Sunday, August 9, 2009

Time without consequence

Missing Mirrors

If Maui was about feeling at home in my skin,
Then Andros Island was about the beauty of inconvenience

I had the luxury of riding in many cars
Some without mirrors, some right hand drives, other left hand drives,
And one which had to be jumped into half a block from home because there was a swarm of bees buzzing around the drivers’ side door.
The van I drove to pick the girls up had half a key stuck in the ignition and
a power seat that was jammed, nothing a simple pillow thrown behind me wouldn’t fix

The day I picked up Ebony from her work place, the car ran out of gas
And though we were at a gas station, the lady at the grocery store kindly informed us that they had gas, but the pump was not working.
We sat in the van waiting, not really minding much,
for help from family, which came in the form of uncle Tibby, who drove half the island with a canister of gas, and after topping up the van, drove off again with barely a word, suggesting that this was a rather routine occurrence.
We later found out that the gas pipe was leaking, draining the car of gas.

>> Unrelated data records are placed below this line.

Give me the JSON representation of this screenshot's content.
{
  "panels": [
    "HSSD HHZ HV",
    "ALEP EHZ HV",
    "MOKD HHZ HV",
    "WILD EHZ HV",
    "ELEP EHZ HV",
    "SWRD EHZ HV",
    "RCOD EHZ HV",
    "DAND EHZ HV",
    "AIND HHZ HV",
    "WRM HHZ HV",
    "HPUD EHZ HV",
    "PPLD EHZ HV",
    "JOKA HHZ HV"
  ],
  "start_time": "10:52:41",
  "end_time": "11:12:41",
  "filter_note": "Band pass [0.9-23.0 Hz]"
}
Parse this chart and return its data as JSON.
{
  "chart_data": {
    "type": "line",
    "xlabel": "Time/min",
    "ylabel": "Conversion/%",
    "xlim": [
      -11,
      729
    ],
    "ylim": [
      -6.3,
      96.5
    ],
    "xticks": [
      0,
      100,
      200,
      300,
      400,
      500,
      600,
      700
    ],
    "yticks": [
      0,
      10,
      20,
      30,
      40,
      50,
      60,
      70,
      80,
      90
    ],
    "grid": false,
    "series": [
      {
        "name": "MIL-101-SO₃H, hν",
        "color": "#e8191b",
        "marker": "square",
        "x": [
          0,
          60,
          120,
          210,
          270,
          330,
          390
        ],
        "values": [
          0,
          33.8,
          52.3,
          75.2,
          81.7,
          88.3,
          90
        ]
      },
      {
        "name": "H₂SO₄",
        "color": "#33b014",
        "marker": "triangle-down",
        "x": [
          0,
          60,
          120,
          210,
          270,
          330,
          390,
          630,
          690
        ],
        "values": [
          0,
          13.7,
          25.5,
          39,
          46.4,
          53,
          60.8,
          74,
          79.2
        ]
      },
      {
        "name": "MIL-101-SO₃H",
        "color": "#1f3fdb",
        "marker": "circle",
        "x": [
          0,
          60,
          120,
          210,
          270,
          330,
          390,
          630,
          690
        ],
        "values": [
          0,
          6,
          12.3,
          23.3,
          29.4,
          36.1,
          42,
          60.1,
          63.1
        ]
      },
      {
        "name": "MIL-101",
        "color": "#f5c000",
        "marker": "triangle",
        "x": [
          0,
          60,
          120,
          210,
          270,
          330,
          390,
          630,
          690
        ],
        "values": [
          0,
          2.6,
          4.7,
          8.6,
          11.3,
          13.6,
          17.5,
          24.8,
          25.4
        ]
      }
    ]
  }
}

The internet had been down for 2 weeks,
kocked out by a storm
In order to plan the next leg of my trip Ebony, Shiraz and I drove 20 minutes to the airport almost daily, armed with a laptop and no extra battery.
We roasted in a van in the hot Bahamian sun - squatters in a parking lot shamelessly calling the Western Airlines Terminal Andro’s latest internet cafĂ© for an hour at a time.
At home, there was dial-up – as long as the phone lines were up – and a phone book
Despite all of the seeming inconveniences, a lot of things got done,
The only difference, other than the speed,
Was the noticeable absence of stress I was more accustomed to.

I started to wonder if my suspicions had always been true, that less is more.
I wondered if we weren’t distracted by a million events in a day,
Constantly pushing ourselves to work at peak efficiency,
worried if we made it on time to 3 appointments a day,
when 1 would have been enough to satisfy
Would we trade the life packed to its gills with activities, striving perfection in order to achieve our schedues’fulfillment,
for one with a little less - but as I’m starting to see - one that is infinitely richer.

My mind drifts back to the dish washer in San Francisco
Where Katya commented, almost reading my mind,
That when you are living life out so loud,
You really don’t need a dishwasher in your life to keep you happy.